From the Guidelines
When dealing with a patient who has thoughts of harming themselves but is not actively suicidal, immediate assessment and supportive intervention are essential, and a crisis response plan should be developed in collaboration with the patient, as recommended by the 2019 U.S. Department of Veterans Affairs and U.S. Department of Defense clinical practice guidelines 1. This plan should include a semi-structured interview regarding recent suicide ideation and history of suicide attempts, an unstructured conversation about recent stressors and current problems, collaborative identification of clear signs of crisis, identification of self-management skills, and collaborative identification of social support, including friends and family members who have helped in the past and whom the patient would feel comfortable contacting in a crisis 1. The patient should also be referred to mental health services for evaluation, which may include psychotherapy approaches like Cognitive Behavioral Therapy (CBT) or Dialectical Behavior Therapy (DBT), both of which have shown effectiveness for self-harm thoughts, as supported by studies such as those found in the Annals of Internal Medicine 1. Some key points to consider when developing a crisis response plan include:
- Removing access to potential means of self-harm
- Identifying warning signs
- Listing coping strategies
- Providing emergency contact information, including crisis hotlines such as the National Suicide Prevention Lifeline at 988
- Collaborative identification of social support
- Review of crisis resources, including medical providers, other professionals, and the suicide lifeline
- Recommendations for treatment, including follow-up appointments and other referrals as needed Regular follow-up appointments are crucial to monitor changes in risk level and treatment response, and to adjust the crisis response plan as needed, with the goal of reducing the patient's risk of suicide and improving their overall quality of life, as emphasized in the clinical practice guidelines 1.
From the Research
Dealing with Patients who have Thoughts of Harming Themselves
- Patients who have thoughts of harming themselves but are not actively suicidal require a comprehensive approach to management, including therapeutic interventions and medication 2.
- Therapeutic approaches that show promise include cognitive behavioral therapy, dialectical behavior therapy, and mentalization, as well as medications that act on the serotonergic, dopaminergic, and opioid systems 2.
- Effective models of care aim to enhance therapeutic relationships with staff, providers, and encourage the internal shift toward recovery within the patient 2.
Management of Self-Harm and Suicidal Ideation
- Primary care providers play a critical role in the detection and management of patients with suicidal behavior, and should possess good clinical skills and evidence-based knowledge to assist patients presenting with suicidal ideation and behavior 3.

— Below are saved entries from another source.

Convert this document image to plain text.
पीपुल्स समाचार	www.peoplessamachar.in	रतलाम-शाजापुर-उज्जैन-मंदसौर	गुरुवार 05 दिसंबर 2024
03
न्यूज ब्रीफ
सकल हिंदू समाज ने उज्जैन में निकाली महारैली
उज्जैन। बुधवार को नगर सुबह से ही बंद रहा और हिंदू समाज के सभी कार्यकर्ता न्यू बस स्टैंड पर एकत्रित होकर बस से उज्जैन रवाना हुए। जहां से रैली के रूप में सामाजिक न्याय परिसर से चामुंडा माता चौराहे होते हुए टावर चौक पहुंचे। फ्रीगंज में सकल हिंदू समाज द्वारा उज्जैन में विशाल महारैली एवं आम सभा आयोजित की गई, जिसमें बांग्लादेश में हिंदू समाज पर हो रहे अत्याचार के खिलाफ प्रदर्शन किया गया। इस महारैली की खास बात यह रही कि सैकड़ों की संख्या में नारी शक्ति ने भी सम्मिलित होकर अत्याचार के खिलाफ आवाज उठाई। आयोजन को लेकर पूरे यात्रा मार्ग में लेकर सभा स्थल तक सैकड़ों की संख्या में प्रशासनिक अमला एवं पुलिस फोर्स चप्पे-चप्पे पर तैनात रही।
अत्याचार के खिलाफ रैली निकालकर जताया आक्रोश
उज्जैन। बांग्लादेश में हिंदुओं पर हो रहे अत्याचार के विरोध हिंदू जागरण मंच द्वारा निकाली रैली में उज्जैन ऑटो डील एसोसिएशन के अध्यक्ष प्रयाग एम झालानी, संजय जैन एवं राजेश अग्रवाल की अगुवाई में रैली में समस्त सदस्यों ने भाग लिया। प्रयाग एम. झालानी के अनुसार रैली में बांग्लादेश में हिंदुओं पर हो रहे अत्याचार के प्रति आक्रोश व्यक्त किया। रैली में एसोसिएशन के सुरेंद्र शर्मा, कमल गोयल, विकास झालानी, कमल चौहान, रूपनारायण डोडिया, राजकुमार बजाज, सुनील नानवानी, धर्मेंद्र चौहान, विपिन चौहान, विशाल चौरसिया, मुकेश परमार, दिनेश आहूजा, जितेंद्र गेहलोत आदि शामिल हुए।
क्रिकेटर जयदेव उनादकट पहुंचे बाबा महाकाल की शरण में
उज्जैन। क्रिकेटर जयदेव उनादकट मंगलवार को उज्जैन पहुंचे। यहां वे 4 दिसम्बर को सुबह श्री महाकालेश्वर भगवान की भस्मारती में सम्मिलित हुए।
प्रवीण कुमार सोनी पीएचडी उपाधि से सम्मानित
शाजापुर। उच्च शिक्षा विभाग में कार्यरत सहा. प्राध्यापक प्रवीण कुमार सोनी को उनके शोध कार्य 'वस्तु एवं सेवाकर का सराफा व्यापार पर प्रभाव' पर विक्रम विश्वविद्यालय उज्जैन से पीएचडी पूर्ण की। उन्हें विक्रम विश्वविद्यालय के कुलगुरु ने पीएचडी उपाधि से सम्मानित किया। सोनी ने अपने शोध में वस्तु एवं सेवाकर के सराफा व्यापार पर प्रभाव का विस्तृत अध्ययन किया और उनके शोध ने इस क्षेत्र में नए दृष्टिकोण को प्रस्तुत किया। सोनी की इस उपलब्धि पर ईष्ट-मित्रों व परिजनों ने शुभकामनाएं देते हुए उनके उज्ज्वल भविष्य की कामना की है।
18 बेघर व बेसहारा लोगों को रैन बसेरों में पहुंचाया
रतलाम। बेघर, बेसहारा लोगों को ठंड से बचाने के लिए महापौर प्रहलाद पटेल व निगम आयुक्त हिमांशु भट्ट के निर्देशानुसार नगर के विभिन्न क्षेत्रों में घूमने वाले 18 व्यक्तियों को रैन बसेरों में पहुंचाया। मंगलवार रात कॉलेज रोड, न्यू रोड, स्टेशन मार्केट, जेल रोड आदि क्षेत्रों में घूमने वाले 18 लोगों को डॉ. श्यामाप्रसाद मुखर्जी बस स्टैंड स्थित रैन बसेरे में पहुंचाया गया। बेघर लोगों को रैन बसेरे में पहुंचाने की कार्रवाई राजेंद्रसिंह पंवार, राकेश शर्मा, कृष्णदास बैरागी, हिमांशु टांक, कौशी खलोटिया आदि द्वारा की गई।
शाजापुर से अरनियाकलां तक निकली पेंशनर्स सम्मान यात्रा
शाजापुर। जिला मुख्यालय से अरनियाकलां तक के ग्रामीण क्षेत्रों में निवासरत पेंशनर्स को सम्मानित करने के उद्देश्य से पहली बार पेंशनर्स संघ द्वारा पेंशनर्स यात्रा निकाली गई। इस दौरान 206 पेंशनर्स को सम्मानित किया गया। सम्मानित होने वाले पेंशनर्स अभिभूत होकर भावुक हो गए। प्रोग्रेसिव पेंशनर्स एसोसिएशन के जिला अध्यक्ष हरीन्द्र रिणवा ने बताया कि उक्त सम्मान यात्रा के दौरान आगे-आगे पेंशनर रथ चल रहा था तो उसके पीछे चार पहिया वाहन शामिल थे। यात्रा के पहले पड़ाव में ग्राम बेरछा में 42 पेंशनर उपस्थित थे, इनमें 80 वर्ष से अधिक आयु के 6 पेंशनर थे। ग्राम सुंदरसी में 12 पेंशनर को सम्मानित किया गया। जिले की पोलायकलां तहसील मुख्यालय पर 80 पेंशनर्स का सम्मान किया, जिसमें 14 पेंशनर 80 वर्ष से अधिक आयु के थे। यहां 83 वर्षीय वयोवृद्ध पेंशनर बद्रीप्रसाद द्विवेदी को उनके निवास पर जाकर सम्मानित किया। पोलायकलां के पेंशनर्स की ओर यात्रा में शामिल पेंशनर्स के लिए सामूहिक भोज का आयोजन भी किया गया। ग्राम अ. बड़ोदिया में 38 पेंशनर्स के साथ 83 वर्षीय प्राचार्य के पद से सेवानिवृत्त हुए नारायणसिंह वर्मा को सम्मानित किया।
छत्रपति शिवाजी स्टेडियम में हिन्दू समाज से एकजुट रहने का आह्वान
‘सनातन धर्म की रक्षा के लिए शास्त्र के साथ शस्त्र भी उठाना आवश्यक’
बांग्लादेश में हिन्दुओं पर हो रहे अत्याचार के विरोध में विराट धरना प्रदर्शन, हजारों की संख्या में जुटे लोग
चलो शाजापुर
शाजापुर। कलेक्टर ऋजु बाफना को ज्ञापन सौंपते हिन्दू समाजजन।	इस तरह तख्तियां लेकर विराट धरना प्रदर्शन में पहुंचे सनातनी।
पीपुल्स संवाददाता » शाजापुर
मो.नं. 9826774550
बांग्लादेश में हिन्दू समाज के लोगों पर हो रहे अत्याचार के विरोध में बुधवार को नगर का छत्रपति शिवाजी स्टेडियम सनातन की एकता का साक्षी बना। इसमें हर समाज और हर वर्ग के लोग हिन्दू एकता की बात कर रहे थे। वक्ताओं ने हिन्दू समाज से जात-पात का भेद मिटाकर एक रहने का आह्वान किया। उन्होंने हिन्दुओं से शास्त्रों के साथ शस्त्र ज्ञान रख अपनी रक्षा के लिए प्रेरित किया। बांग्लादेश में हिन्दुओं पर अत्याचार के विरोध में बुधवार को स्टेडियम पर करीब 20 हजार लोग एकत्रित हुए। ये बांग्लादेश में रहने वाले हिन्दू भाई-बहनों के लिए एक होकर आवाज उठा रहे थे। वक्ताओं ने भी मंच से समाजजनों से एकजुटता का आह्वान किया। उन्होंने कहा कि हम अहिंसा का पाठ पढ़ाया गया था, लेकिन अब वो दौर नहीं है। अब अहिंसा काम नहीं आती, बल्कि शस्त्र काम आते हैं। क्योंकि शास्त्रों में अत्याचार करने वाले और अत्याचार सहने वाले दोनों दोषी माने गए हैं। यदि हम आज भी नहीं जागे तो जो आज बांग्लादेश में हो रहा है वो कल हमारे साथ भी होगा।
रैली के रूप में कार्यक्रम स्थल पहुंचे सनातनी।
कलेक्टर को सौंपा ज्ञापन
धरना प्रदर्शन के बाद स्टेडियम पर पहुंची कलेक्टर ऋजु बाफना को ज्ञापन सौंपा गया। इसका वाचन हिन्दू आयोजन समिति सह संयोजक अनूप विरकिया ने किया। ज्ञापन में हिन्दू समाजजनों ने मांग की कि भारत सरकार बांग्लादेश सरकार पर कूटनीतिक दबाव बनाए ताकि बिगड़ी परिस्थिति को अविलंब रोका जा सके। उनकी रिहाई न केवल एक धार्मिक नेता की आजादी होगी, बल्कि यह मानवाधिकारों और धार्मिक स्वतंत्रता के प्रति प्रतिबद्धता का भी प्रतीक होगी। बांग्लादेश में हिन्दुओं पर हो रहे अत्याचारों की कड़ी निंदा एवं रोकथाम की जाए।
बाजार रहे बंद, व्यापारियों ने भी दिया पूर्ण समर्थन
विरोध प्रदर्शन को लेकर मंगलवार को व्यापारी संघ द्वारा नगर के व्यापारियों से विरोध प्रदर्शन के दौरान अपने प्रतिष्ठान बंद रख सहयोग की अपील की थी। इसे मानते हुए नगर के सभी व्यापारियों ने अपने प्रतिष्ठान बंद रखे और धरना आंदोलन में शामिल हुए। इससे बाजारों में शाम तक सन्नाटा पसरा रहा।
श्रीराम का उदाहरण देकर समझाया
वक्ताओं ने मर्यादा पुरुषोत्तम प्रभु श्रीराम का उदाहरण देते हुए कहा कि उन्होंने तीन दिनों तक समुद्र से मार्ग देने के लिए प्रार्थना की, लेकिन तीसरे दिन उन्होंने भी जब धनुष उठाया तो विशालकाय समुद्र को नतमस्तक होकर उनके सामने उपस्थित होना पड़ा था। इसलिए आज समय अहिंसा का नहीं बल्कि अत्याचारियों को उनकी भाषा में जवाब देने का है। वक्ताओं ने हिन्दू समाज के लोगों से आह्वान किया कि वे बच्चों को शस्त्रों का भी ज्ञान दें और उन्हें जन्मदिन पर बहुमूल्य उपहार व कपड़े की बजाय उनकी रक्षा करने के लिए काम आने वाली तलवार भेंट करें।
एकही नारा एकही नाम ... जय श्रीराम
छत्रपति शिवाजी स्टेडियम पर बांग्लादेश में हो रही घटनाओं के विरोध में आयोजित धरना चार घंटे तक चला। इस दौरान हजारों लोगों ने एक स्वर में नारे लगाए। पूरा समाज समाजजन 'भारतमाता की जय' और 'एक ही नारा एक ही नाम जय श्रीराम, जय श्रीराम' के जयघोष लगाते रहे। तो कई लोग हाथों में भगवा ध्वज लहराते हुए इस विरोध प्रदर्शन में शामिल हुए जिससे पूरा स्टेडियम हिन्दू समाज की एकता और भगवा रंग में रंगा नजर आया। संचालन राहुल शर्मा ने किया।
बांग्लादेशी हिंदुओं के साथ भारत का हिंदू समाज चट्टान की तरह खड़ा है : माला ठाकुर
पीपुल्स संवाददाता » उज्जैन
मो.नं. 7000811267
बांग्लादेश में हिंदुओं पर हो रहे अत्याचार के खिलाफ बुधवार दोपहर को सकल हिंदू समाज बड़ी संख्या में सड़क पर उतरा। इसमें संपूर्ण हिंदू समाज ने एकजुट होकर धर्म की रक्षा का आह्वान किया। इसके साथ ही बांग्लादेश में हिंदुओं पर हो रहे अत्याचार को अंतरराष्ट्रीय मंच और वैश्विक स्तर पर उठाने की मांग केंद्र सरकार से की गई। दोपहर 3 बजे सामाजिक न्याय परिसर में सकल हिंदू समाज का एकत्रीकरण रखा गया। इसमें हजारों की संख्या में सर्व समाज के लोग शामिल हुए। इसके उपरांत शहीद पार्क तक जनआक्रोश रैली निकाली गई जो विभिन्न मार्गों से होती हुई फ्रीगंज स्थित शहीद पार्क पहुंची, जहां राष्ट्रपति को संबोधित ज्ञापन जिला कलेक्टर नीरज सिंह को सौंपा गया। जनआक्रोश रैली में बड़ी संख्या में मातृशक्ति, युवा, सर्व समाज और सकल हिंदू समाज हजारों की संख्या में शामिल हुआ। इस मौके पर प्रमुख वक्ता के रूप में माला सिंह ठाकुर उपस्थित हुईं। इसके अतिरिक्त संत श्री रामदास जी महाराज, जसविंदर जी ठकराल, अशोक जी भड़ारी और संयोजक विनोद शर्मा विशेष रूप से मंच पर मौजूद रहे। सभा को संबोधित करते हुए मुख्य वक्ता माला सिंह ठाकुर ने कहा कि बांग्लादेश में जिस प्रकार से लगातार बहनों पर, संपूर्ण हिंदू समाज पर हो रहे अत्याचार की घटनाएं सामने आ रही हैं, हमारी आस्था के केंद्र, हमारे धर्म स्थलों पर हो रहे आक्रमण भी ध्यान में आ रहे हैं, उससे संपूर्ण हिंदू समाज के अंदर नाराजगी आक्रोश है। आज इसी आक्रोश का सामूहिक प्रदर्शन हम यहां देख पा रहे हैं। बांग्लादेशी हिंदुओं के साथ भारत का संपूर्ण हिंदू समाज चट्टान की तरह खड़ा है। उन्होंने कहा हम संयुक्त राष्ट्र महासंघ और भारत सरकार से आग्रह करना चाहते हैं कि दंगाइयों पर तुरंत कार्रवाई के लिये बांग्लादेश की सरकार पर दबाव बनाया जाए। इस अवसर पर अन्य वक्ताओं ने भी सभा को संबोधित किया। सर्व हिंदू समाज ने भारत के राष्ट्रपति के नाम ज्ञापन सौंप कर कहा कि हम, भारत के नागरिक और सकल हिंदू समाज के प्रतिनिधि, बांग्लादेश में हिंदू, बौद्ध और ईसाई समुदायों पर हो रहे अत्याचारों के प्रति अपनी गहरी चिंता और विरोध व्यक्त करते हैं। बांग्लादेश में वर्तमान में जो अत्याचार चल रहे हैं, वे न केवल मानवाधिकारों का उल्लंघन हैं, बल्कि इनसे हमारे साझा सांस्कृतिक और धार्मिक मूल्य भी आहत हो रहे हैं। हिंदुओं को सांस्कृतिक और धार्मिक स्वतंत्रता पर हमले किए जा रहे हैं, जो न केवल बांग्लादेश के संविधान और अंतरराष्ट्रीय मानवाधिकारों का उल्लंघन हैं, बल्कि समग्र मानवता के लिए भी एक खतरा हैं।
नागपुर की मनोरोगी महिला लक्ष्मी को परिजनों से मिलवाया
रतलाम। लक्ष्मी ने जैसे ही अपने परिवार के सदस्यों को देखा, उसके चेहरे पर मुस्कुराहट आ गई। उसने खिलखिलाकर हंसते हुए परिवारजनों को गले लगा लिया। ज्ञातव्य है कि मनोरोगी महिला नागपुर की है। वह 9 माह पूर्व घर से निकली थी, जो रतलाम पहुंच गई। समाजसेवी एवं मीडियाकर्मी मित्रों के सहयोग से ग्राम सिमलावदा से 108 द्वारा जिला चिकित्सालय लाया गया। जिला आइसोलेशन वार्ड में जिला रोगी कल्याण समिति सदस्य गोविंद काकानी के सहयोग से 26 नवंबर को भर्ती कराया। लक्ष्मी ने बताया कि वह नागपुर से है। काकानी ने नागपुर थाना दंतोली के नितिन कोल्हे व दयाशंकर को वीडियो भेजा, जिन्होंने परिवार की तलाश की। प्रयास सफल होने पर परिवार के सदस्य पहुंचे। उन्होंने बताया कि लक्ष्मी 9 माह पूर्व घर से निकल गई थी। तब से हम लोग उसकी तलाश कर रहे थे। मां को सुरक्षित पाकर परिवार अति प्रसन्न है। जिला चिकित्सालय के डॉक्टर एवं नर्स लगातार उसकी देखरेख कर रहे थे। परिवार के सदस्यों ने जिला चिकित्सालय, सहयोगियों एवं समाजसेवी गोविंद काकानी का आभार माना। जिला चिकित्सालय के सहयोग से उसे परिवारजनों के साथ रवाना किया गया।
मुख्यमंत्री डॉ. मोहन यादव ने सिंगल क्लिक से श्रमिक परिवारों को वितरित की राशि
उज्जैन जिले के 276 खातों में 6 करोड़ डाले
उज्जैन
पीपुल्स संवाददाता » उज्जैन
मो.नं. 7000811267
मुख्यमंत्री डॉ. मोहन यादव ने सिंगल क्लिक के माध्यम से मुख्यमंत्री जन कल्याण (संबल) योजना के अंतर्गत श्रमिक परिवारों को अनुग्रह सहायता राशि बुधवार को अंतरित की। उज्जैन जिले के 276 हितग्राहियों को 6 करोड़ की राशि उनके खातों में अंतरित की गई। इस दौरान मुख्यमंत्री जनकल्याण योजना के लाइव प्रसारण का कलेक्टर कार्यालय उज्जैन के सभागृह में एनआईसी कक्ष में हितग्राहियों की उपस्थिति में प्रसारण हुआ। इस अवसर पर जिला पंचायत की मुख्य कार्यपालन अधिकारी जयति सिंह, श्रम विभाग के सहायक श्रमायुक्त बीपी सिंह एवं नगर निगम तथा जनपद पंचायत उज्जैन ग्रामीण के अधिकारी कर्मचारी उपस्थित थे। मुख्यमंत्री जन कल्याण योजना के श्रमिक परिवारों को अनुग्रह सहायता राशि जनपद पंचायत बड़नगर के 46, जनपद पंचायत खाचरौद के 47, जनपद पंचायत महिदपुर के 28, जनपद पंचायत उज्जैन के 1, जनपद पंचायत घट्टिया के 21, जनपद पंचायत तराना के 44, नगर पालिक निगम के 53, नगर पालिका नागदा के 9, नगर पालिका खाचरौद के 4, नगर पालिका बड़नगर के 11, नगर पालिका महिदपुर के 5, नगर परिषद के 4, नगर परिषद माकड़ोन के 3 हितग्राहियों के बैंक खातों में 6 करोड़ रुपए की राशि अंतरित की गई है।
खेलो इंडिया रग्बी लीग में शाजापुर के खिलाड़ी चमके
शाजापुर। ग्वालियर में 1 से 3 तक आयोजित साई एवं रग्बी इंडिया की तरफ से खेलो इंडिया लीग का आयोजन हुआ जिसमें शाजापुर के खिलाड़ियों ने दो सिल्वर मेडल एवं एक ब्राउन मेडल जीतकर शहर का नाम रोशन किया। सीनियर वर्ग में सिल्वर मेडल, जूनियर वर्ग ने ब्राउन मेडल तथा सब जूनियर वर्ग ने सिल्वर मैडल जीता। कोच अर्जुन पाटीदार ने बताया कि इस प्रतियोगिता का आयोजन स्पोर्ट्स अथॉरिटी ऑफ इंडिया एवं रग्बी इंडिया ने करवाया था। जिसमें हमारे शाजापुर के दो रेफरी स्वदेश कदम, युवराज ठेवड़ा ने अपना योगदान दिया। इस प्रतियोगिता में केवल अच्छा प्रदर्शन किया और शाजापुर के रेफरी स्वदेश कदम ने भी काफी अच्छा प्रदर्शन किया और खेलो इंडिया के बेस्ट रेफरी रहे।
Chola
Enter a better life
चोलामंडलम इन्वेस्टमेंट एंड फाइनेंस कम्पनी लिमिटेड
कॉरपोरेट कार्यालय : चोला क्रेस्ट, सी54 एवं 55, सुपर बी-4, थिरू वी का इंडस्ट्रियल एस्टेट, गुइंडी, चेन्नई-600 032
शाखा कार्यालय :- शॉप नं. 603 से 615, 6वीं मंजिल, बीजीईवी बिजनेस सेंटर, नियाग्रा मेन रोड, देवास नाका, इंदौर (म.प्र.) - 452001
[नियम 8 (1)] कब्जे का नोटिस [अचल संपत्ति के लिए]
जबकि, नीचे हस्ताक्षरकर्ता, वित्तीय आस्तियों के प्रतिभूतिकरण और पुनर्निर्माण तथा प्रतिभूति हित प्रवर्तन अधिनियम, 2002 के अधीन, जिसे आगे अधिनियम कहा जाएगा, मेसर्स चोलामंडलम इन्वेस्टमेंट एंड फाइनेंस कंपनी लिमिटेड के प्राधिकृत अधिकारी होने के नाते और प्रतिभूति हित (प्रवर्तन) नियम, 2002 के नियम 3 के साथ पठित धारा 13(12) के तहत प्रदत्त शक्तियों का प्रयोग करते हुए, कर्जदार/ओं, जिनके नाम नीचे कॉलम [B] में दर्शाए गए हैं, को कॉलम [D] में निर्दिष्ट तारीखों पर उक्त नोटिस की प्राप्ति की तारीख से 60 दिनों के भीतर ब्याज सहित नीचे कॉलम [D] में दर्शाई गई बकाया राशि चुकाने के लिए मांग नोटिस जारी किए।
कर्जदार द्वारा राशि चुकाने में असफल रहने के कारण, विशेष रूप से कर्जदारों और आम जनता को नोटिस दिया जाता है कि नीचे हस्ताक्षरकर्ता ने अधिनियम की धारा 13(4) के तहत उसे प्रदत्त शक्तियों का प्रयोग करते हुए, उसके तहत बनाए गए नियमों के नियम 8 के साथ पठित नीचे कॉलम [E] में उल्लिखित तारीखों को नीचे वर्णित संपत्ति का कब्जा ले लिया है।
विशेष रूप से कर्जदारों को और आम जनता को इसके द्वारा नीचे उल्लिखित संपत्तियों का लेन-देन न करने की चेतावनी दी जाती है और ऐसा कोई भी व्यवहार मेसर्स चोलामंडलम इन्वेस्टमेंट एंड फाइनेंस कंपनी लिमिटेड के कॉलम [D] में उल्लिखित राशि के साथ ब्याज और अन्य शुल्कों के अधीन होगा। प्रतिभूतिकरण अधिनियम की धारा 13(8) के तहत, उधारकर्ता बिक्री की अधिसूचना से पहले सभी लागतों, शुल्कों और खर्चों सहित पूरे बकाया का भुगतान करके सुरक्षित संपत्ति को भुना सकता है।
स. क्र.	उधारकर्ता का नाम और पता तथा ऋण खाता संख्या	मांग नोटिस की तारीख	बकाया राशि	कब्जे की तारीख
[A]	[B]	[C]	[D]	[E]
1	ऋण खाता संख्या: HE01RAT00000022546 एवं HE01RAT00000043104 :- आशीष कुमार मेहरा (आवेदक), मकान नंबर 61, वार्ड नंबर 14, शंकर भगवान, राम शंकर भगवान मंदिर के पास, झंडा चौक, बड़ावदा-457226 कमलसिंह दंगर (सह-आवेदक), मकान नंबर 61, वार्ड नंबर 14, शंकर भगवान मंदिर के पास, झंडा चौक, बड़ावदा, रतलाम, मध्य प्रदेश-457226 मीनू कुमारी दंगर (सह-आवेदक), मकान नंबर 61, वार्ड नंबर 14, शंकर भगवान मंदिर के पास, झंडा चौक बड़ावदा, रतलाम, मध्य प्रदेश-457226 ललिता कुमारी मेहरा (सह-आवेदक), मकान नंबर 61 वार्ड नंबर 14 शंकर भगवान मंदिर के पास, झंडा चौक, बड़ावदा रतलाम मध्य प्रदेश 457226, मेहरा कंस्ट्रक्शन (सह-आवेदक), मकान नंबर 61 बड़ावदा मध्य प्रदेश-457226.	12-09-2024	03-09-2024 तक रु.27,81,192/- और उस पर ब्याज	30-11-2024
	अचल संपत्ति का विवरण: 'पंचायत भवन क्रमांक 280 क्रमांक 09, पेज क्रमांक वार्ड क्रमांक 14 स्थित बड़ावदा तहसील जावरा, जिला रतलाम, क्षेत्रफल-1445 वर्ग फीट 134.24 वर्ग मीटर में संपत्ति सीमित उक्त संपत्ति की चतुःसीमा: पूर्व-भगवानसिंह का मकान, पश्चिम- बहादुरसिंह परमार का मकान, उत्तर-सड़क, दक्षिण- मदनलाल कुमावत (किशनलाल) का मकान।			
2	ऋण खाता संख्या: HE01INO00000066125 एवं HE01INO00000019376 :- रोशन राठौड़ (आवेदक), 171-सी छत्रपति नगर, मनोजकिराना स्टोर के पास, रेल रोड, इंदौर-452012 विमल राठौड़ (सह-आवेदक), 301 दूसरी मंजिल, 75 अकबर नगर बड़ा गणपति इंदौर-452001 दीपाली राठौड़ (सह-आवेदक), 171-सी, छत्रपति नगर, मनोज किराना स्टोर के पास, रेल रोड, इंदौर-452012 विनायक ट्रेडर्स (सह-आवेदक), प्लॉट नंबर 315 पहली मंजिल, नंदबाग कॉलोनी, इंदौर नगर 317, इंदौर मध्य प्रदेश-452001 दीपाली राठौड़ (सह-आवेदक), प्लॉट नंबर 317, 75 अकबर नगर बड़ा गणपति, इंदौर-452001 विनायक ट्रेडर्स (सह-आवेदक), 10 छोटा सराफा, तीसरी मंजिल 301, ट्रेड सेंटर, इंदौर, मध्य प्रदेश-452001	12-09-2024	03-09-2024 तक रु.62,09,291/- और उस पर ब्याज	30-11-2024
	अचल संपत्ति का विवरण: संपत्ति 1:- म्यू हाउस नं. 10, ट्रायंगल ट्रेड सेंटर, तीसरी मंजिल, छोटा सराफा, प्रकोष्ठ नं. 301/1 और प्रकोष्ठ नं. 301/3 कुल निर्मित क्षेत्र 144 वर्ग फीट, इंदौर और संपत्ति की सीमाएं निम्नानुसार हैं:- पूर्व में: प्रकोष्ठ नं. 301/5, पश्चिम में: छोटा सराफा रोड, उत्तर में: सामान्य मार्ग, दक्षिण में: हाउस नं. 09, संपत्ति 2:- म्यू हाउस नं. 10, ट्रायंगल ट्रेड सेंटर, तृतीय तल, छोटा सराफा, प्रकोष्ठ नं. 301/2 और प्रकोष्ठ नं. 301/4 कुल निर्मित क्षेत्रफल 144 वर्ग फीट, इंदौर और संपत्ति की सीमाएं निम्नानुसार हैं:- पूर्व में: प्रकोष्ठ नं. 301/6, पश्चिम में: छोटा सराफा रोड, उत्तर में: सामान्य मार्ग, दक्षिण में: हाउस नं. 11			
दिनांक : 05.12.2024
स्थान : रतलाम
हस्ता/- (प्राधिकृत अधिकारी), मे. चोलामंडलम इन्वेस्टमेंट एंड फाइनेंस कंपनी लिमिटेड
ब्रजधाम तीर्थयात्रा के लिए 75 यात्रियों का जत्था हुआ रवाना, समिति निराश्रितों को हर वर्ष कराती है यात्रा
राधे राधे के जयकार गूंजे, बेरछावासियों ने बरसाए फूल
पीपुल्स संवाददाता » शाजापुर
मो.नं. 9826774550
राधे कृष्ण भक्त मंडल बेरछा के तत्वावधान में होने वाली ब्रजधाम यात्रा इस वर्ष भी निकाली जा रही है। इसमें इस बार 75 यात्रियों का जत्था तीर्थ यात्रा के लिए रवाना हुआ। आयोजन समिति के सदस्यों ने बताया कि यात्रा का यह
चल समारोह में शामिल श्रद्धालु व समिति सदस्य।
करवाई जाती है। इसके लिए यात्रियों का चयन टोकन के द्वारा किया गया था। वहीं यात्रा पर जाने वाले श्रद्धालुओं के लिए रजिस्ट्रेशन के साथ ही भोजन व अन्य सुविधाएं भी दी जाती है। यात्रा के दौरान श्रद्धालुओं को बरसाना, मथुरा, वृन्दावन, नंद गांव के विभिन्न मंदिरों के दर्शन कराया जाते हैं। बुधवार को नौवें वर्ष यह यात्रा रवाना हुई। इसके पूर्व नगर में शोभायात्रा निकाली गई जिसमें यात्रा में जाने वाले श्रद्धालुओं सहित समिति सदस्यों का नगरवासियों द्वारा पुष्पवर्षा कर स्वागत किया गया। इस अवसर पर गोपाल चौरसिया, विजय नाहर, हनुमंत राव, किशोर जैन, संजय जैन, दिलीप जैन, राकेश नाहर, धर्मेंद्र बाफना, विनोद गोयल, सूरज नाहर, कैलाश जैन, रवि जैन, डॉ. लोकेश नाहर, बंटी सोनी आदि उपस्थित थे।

- A thorough suicide risk assessment should be conducted as soon as the patient is medically stable, evaluating suicidal ideation/intent, preceding circumstances, predisposing and protective factors 3.
- For patients with a low level of suicide risk, outpatient management may be considered in the presence of a good social support system at home and a well-documented safety plan 3.
Treatment Strategies
- Combining selective serotonin reuptake inhibitors (SSRIs) and cognitive behavioral therapy (CBT) has been shown to produce greater improvement than either treatment alone in youth with depression and anxiety 4.
- The combination of SSRI and CBT has been found to decrease symptoms by week 4, with continued improvement at week 8 and 12, although the additive benefit of CBT over SSRI monotherapy may not be statistically significant until week 12 4.
- The fastest response to SSRI+CBT has been found to be for patients who are younger, with milder baseline anxiety/depression symptoms and depressive disorders, while the slowest response is for boys, adolescents, minoritized children, those with severe symptoms and externalizing disorders 4.
Risk Assessment
- There is insufficient evidence to support the use of any one tool, including clinician assessment of risk, for self-harm and suicidality 5.
- The SAD PERSONS Scale has been found to outperform the Beck Scale for Suicide Ideation in predicting hospital admissions and stay following suicide and self-harm, but failed to predict repeat suicide and self-harm and was not recommended for routine use 5.
- Structured professional judgment is widely accepted for risk assessment, and the discourse around risk assessment needs to move toward a broader discussion on the safety of patients who are at risk for self-harm and/or suicide 5.